Much of the United States' military budget and foreign aid is used to subsidize defense contractors with plants in influential districts and to buy weapons that are ultimately used to kill innocents and even American soldiers. The United States exports 60 percent of the weapons sold worldwide, weaponry that is then used to justify even more defense spending. A secret FBI report revealed that it was a U.S. AN-M41 fragmentation bomb that exploded in Santo Domingo, Colombia on December 13,1998, killing at least nineteen civilians, including several small children (the Colombian military had blamed the bombing on leftists). The bomb was part of the billions of dollars worth of weaponry given by the United States to military dictatorships around the world. News of how American weapons were being used to murder innocents did not stop Congress and the Clinton administration from giving $1.3 billion in military aid to Colombia in the name of stopping the drug trade. The massive military-industrial complex promotes war around the world, not peace.

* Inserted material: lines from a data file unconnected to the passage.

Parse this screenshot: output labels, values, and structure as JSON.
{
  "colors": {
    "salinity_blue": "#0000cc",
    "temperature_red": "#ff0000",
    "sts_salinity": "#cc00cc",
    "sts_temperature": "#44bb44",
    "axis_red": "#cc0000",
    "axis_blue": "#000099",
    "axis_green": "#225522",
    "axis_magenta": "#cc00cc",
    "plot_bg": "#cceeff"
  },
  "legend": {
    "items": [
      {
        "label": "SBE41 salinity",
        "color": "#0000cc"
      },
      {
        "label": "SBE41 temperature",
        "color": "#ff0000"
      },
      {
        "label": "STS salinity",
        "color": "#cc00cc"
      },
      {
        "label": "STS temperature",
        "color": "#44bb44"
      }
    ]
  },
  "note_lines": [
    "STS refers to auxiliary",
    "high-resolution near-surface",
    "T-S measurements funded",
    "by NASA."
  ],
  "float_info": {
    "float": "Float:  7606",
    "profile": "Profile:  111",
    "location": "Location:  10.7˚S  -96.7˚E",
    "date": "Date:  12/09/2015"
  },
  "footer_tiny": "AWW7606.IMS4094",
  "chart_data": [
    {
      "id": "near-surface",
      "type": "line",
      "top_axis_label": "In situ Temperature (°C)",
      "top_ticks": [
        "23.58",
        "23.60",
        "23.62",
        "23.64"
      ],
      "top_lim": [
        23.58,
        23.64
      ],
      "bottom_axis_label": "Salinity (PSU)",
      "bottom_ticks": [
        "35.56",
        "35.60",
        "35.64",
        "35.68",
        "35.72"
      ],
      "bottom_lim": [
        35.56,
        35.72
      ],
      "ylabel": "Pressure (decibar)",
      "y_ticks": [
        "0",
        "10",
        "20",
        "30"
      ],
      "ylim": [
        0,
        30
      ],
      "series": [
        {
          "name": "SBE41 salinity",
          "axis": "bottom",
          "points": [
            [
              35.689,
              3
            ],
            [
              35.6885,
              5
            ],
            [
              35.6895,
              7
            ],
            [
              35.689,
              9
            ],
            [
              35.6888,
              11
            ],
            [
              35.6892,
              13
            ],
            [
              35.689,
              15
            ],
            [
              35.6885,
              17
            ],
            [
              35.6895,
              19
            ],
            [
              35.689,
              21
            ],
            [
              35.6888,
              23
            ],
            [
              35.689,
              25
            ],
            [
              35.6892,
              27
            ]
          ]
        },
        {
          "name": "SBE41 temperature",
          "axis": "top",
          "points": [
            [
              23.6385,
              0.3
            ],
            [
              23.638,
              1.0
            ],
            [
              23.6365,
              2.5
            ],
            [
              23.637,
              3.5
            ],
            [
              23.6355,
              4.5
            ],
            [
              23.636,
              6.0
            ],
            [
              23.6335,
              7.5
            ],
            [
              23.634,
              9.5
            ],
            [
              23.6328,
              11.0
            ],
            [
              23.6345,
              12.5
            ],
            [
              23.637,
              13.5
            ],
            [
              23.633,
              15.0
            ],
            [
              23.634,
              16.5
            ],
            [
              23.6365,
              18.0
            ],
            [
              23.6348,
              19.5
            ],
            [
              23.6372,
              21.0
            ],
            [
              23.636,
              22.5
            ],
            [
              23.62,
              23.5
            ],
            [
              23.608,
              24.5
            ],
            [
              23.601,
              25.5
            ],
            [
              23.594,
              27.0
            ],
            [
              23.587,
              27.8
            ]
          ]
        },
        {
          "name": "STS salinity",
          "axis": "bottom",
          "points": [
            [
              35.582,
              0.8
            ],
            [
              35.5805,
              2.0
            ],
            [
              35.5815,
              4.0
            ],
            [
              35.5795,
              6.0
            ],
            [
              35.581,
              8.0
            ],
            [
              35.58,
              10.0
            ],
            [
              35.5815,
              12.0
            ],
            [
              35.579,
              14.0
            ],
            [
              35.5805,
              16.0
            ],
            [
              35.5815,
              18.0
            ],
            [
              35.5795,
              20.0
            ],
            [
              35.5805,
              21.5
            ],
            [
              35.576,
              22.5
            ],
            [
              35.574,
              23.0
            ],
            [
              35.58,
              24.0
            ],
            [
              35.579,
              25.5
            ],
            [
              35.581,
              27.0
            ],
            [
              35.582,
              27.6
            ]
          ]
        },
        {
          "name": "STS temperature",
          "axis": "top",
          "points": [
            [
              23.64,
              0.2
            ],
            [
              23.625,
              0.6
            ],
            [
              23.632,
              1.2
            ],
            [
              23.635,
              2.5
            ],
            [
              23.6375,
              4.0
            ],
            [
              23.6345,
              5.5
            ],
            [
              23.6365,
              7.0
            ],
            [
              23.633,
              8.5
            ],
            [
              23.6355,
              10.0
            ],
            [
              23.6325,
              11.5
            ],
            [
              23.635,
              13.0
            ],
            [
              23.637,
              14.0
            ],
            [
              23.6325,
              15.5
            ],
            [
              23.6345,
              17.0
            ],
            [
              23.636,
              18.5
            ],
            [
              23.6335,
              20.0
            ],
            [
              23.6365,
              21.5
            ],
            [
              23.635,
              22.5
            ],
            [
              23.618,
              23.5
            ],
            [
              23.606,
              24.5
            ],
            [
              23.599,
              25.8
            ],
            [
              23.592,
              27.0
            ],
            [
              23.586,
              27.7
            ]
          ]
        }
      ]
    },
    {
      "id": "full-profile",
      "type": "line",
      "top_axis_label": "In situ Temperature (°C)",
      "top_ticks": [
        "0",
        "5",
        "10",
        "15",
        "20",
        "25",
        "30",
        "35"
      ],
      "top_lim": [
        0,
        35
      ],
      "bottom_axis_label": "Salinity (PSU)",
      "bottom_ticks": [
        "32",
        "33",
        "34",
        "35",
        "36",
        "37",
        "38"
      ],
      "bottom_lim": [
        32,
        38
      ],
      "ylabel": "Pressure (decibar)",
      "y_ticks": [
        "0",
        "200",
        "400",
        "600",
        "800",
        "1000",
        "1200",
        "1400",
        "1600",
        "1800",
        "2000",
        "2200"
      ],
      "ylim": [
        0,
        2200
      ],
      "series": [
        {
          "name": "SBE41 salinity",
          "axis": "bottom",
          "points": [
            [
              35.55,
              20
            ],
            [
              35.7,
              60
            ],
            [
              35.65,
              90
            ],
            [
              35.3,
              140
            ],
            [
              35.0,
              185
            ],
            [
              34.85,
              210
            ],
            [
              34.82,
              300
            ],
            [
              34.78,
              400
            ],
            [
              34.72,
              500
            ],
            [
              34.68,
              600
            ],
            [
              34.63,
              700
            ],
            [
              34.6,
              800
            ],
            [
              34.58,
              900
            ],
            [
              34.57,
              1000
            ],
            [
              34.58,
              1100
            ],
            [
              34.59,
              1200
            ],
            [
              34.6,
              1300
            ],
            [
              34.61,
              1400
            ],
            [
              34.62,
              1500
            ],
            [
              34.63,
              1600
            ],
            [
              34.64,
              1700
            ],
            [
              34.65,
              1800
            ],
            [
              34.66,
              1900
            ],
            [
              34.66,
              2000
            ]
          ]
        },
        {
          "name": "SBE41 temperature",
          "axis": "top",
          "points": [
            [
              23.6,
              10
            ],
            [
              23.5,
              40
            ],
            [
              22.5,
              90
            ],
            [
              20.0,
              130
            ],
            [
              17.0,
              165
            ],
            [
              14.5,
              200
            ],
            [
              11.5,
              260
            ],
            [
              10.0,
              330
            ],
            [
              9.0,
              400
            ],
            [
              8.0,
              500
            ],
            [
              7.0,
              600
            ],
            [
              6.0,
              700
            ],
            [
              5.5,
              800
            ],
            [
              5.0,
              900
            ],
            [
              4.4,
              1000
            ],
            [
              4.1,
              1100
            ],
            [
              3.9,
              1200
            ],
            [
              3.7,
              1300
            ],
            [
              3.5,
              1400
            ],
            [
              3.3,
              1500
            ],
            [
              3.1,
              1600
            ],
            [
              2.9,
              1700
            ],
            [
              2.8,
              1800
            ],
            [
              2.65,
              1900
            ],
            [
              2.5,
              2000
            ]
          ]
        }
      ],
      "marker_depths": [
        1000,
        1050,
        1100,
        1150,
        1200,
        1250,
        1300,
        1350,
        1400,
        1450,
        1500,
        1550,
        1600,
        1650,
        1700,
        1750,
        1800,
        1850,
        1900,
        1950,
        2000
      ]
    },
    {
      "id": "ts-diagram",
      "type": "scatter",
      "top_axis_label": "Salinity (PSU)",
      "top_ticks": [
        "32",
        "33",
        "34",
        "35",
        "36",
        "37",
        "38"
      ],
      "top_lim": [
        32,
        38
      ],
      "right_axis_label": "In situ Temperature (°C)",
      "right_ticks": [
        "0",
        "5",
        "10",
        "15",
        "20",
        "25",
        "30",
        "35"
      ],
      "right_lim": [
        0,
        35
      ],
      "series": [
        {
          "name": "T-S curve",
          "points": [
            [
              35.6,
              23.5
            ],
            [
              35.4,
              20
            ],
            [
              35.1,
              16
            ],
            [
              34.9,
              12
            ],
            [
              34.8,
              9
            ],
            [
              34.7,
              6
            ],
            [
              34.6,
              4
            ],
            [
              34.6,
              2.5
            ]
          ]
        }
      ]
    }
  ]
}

Progressives don't need to argue for dismantling the military. To the contrary, the left ought to propose a military budget that will make the United States by far the most powerful military force in the world. But thanks to all the waste in the Defense Department and the end of the cold war, the United States could dominate the world while spending about half of what it currently does. Progressives don't need to urge extensive cuts that might make the United States a second-rate military force: a gradual reduction of the military budget to $150 billion to $200 billion a year would still make America the dominant power in the world and easily capable of all necessary military action. All that extra money (about $1 trillion per decade) could be used for debt reduction and investment in education to increase the long-term military security of the United States.